Intraperitoneal Chemotherapy Improves Ovarian Cancer Survival

March 23, 2015
Leah Lawrence

The use of intraperitoneal chemotherapy for the treatment of advanced ovarian cancer resulted in a survival benefit over intravenous chemotherapy.

The use of intraperitoneal (IP) chemotherapy for the treatment of advanced ovarian cancer resulted in a survival benefit over intravenous chemotherapy, according to a pooled analysis of data from the Gynecologic Oncology Group (GOG) protocols 114 and 172.

The analysis looked at 876 patients with advanced ovarian cancer at a median follow-up of 10.7 years and found that the median overall survival with IP therapy was 61.8 months compared with 51.4 months for patients treated with intravenous chemotherapy. This difference resulted in a 23% decreased risk for death (adjusted hazard ratio [HR] = 0.77; 95% confidence interval [CI], 0.65–0.90; P = .002).

The benefit of IP chemotherapy extended beyond a decade. The probability of survival at 10 years was 19.3% for patients who received IP chemotherapy compared with 15.6% for patients who received intravenous chemotherapy (P = .004).

According to Devansu Tewari, MD, of Kaiser Permanente Irvine Medical Center in Irvine, California, and colleagues, the use of IP chemotherapy has not been widely accepted among clinicians in the United States, despite positive results from several clinical trials testing the treatment method.

“The long-term survival benefits described in this report may encourage more clinicians to adopt IP chemotherapy in the community,” Tewari and colleagues wrote in the Journal of Clinical Oncology. “In addition, IP therapy may be implemented as a quality measure at institutions with the expertise and support teams necessary to administer IP treatment.”

The researchers retrospectively analyzed data from patients assigned to intravenous chemotherapy (n = 436) or IP chemotherapy (n = 440) as part of GOG 114 and GOG 172. GOG 114 assigned patients to two different treatment arms: intravenous paclitaxel at a dose of 135 mg/m2 followed by intravenous cisplatin at a dose of 75 mg/m2 for 6 courses; or intravenous carboplatin for 2 courses followed by the intravenous paclitaxel dose on day 1 and IP cisplatin at 100 mg/m2 on day 8 for 6 courses. In GOG 172, patients received 135 mg/m2 of intravenous paclitaxel followed by either 75 mg/m2 of intravenous cisplatin or 100 mg/m2 of IP cisplatin on day 2 and 60 mg/m2 of IP paclitaxel on day 8 for 6 cycles.

In addition to the overall survival improvement, IP therapy was also associated with improved survival among those patients with gross residual disease (adjusted HR = 0.75; 95% CI, 0.62–0.92; P = .006).

“Nevertheless, it is important to note that those with gross residual disease had a 1.89-fold increase in risk of death (95% CI, 1.48–2.43; P < .001) compared with patients with no visible disease,” the researchers noted.

About 50% of patients in both study groups completed 6 cycles of IP therapy. The researchers found that the risk for death decreased by 12% for each cycle of IP chemotherapy that patients completed, and that the odds of completing IP therapy decreased about 5% for each increasing year of age at enrollment.

Other identified factors linked with decreased survival included clear/mucinous vs serous histology (adjusted HR = 2.79; 95% CI, 1.83–4.24; P < .001), gross residual disease vs no visible disease (adjusted HR = 1.89; 95% CI, 1.48–2.43; P < .001), and fewer vs more cycles of IP chemotherapy (adjusted HR = 0.88; 95% CI, 0.83–0.94; P < .001).

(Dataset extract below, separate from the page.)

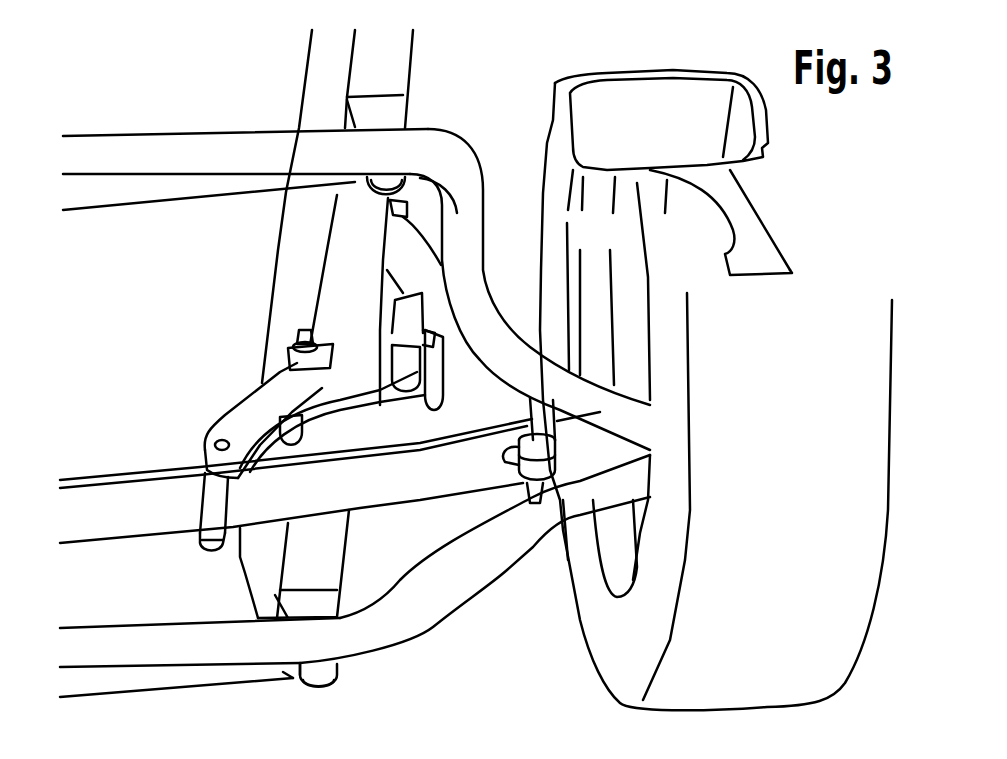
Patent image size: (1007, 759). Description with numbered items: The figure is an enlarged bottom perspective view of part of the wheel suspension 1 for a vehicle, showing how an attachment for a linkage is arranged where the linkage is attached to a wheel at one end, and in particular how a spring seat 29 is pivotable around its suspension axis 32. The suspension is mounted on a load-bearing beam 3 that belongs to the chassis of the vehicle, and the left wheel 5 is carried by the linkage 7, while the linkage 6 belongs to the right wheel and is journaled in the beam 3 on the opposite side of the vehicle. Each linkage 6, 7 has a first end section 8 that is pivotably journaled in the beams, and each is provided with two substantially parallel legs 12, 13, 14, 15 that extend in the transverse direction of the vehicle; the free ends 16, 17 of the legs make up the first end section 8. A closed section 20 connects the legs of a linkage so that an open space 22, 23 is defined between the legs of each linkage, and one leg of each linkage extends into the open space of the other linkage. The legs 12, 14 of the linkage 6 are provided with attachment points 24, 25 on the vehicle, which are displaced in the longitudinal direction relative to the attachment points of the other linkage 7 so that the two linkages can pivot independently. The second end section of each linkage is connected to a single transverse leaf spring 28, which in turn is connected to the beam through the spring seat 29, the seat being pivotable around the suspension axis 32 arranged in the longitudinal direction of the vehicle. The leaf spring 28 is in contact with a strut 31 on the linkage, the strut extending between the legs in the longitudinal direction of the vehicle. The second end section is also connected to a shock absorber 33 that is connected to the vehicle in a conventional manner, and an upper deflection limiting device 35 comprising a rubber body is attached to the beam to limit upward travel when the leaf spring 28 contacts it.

In an accompanying editorial, Michael A. Bookman, MD, of US Oncology Research in The Woodlands, Texas, and Mark F. Brady, PhD, of the NRG Oncology Statistical and Data Center in Buffalo, New York, wrote that the combined data in this analysis “clearly document a sustained impact on median overall survival favoring IP therapy by 10.4 months,” but also acknowledge that IP therapy is associated with “increased complexity, toxicity, and cost.”

“Important questions remain regarding patient selection (in terms of the extent of residual disease), mechanism of action, treatment modifications, timing, optimal number of IP cycles, and integration with targeted agents,” Bookman and Brady wrote. “Some of these questions will be addressed in the context of GOG-0252, and it remains to be seen whether better intravenous chemotherapy might match the outcomes previously associated with IP chemotherapy.”